Are We, the People, to be concluded by their very pretensions? Are We to be estopped by the very deportment we complain of? Because they are exacting and supercilious, and self-satisfied, and arrogant, and overbearing, are we to be patient and submissive? Are we to be told, if not in language, at least by the bearing and behavior of these gentry, that, inasmuch as all men may be supposed to be best acquainted with themselves, therefore Lawyers are to be taken by others at their own valuation?

Let it be remembered that they who properly reverence themselves, always reverence others. But who ever heard of a Lawyer with any reverence—worth mentioning—for anybody out of the profession? This, to be sure, is very common with ignorant and presumptuous men. It is the natural growth of a narrow-minded, short-sighted, selfish bigotry. A mountebank or a rope-dancer will betray the same ridiculous self-complacency, if hard pushed. Were you to speak of a great man—Kossuth, for example—in the presence of a fiddler, who had never heard of him before, he would probably crook his right elbow, and cant his head to the left, as if preparing to draw the long bow, or go through some of the motions common to all the great men he had ever been acquainted with, or heard of, or acknowledged, before he questioned you further.

It would never enter his head that a truly great man could be any thing but a fiddler; a Paganini dethroned perhaps—like Peter the Great in a dockyard—or that “any gentleman as was a gentleman,” could ever so far forget himself in his company, as to call a man great who was no fiddler.

“What do they say of me in England?” said the corpulent, half-naked savage that Mungo Park saw stuffing for a cross-examination under a bamboo tree in Africa.

Just so is it with our brethren of the bar. Law being the “perfection of Reason,” and her seat “the bosom of God,” they, of course, are the expounders or interpreters of both; a priesthood from the beginning, therefore, with the privilege and power of indefinite self-multiplication. The sum and substance of all they know, and all they care for under Heaven, if they are greatly distinguished, being Law, what else could be expected of them? If they are great lawyers they are never any thing else—they are never statesmen, they are never orators—they are never writers. Carefully speaking, Daniel Webster is not a great lawyer—nor is Henry Clay—nor was Lord Brougham; but they were advocates, and orators and statesmen. Sir James Scarlett and Denham were great lawyers, before whose technical superiority and sharp practice Lord Brougham quailed and shriveled in the Court of King’s Bench. But when they encountered each other in the House of Commons—what a figure the two lawyers cut, to be sure, in the presence of the thunderer! They were phantoms, and he the Olympian Jove. William Pinkney was a great lawyer; but for that very reason he was out of place in the Senate chamber, and made no figure there.

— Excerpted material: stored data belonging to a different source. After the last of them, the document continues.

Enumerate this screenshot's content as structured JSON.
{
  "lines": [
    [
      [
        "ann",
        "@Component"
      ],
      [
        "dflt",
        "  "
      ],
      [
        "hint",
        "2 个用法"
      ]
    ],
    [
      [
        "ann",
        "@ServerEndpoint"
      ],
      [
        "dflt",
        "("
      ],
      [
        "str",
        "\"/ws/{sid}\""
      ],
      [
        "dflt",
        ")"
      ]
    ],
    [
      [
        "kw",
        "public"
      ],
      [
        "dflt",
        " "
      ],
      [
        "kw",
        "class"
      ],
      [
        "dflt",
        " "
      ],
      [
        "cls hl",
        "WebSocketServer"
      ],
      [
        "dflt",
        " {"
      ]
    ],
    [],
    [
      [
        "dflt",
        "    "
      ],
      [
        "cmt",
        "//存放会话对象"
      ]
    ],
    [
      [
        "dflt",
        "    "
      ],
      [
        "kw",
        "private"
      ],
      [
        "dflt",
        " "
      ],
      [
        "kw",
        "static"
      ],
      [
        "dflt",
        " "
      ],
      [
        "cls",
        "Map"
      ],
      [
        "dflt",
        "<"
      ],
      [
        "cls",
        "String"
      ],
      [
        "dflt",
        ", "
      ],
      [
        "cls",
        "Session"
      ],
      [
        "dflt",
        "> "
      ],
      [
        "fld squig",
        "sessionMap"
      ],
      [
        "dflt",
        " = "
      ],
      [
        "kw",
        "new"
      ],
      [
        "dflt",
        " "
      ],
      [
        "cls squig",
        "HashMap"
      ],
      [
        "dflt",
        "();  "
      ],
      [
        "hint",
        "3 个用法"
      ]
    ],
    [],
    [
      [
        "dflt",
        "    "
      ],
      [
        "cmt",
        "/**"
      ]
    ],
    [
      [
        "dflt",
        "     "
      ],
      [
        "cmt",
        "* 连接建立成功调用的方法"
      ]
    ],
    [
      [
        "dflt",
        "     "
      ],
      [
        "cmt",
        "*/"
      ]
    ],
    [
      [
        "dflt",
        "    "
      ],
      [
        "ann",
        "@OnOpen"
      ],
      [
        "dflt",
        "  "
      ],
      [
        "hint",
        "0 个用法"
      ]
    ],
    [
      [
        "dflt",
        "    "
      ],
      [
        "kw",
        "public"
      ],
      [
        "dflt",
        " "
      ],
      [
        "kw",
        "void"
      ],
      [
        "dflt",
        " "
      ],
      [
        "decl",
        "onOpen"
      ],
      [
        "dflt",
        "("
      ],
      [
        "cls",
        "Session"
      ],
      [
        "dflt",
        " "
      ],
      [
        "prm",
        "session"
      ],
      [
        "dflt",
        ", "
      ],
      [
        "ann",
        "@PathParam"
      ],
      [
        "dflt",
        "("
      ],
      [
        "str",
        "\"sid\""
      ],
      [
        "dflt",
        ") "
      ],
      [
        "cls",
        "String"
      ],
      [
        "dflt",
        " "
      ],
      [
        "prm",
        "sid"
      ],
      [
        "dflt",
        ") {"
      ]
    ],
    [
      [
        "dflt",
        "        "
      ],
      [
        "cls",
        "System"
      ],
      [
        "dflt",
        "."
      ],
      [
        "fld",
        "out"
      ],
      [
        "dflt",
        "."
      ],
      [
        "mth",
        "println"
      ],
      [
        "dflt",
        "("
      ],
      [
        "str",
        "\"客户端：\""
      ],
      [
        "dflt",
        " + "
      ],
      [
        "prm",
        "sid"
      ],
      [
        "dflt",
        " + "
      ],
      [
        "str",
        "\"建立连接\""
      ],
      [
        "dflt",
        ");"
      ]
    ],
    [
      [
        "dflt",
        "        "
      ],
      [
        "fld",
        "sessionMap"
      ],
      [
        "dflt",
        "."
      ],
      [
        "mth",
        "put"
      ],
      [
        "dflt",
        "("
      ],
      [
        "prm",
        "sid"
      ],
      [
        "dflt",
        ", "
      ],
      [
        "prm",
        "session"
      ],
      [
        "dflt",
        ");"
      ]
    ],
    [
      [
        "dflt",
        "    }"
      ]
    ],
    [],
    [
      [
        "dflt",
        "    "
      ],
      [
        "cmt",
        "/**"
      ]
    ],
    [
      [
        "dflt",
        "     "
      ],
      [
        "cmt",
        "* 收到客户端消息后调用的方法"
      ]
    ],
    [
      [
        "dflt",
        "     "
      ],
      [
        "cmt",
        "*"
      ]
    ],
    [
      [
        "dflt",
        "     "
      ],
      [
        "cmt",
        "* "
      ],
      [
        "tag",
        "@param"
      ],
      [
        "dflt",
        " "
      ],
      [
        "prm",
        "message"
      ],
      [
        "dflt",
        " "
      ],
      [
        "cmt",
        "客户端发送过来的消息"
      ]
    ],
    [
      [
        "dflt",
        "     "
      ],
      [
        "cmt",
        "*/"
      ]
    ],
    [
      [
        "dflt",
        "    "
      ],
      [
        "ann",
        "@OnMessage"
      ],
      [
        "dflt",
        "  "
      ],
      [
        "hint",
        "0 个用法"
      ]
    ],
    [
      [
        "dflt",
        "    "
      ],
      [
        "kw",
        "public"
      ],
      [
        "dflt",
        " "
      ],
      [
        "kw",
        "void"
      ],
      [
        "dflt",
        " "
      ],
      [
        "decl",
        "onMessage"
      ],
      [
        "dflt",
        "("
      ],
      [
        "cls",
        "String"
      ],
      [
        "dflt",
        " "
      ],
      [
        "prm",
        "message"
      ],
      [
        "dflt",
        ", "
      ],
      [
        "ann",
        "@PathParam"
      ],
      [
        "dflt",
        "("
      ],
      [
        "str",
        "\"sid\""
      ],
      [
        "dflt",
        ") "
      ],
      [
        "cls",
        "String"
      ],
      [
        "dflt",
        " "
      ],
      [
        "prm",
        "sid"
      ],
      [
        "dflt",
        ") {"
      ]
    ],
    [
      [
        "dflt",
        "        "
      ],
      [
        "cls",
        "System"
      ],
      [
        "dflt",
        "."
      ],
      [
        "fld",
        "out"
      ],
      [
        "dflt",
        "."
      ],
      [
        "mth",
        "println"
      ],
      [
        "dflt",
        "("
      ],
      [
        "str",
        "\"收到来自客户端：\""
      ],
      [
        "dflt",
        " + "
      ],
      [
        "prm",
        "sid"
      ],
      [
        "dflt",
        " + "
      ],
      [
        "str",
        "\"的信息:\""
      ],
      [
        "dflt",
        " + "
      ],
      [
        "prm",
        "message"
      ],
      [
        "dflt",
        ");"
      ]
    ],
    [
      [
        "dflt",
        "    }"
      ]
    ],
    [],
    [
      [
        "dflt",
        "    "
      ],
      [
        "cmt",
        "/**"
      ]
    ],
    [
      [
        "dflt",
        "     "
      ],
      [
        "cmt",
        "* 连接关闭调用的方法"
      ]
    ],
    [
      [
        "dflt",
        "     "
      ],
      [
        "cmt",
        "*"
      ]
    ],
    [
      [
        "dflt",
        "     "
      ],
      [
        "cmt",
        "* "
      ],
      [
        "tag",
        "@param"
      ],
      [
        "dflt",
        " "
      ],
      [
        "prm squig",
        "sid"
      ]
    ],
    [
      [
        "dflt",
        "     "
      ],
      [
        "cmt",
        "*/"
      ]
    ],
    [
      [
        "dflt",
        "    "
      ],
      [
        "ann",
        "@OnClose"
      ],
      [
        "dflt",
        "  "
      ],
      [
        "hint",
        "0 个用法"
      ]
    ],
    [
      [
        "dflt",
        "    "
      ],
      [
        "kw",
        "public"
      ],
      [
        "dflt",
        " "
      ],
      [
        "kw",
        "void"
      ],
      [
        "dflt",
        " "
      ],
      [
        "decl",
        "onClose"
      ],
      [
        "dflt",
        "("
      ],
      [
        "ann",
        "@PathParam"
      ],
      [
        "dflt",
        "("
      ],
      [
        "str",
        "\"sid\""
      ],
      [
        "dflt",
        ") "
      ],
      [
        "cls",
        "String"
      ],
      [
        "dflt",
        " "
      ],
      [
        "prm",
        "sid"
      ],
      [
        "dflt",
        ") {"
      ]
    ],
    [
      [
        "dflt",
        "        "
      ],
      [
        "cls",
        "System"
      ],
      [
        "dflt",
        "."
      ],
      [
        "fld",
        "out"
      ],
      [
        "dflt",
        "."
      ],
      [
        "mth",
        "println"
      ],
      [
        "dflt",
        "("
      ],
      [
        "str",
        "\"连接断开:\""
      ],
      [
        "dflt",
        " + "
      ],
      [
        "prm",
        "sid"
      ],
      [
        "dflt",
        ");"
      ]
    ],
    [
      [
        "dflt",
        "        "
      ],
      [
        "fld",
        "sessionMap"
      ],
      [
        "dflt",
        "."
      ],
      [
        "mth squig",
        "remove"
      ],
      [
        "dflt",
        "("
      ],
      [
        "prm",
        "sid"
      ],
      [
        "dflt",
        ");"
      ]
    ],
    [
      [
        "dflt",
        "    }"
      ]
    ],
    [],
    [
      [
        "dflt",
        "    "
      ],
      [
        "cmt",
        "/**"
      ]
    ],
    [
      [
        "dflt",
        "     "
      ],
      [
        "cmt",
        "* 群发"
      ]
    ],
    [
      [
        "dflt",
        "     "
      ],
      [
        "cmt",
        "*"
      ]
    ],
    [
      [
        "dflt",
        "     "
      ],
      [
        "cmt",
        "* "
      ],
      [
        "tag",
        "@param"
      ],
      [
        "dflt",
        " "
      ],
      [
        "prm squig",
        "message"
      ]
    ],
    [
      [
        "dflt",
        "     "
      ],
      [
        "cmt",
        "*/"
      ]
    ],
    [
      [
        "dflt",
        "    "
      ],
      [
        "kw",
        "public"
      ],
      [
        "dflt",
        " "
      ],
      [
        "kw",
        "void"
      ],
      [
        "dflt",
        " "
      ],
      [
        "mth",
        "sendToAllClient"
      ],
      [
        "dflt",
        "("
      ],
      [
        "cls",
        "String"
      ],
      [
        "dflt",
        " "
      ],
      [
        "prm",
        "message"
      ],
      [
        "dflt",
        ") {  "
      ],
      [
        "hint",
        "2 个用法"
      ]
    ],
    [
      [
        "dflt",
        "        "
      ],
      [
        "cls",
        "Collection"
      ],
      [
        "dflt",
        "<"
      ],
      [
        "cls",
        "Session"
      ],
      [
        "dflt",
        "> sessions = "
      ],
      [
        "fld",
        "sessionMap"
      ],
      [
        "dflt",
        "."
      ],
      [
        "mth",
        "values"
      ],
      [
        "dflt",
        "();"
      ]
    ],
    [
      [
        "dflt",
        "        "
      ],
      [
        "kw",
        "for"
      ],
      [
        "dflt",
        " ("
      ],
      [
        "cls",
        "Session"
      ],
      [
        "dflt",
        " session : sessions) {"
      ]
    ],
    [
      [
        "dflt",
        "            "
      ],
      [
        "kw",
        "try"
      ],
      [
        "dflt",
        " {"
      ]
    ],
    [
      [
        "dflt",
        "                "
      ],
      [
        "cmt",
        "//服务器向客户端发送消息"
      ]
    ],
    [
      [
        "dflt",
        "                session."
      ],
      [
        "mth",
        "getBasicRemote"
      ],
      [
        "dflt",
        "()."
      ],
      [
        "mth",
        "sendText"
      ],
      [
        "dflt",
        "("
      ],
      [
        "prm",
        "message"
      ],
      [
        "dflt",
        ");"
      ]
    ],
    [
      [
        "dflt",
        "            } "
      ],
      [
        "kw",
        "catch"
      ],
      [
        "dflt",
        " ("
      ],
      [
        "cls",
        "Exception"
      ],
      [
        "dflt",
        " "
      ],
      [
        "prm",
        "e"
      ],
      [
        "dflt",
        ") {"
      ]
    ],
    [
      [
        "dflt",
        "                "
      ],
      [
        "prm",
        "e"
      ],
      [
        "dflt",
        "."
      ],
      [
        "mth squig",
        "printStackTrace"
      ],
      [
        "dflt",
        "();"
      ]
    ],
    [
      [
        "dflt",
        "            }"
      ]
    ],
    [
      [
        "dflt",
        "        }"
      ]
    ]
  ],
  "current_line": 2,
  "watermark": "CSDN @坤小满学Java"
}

But even for this they have a justification—or a plea in bar. The law is a “jealous mistress,” we are told, and will endure no rival; a monarch “who bears no brother near the throne.” And well do they act upon this belief; and well do they teach it by precept and by practice; for few indeed are they, even among the foremost, who have gathered up, in the course of a long life, any considerable amount of miscellaneous knowledge, notwithstanding the reputation they sometimes acquire, in a single day, by their insolent questioning of learned, shy and modest professional men, or experts, after they have once got them caged and cornered, and tied up hand and foot in a witness-box, and allowed to speak only when they are spoken to; there to be badgered for the amusement of people outside, more ignorant, if possible, than the learned counsel themselves; but incapable of seeing through the counterfeit, which, while it makes them laugh, makes the “judicious grieve;” and mistaking for cleverness and smartness the blundering audacity of an ignorant and garrulous, though privileged pretender, who does not know that it often requires about as much knowledge of a subject to propound a safe and proper question, as to answer it: nor that the veriest blockhead may ask twenty questions in a breath, which no mortal man could ever answer, and would not even try to answer, unless he were a still greater blockhead.

And now, having swept the stage fore and aft, and secured, as I trust, a patient hearing from the profession, let us go to work in earnest.

I maintain that among the popular delusions of the day, there is no one more dangerous nor alarming than that which leads our People to believe that they constitute a republic and that they govern themselves, merely because they are allowed to choose their own masters; provided they choose them out of a particular class—that of the lawyers.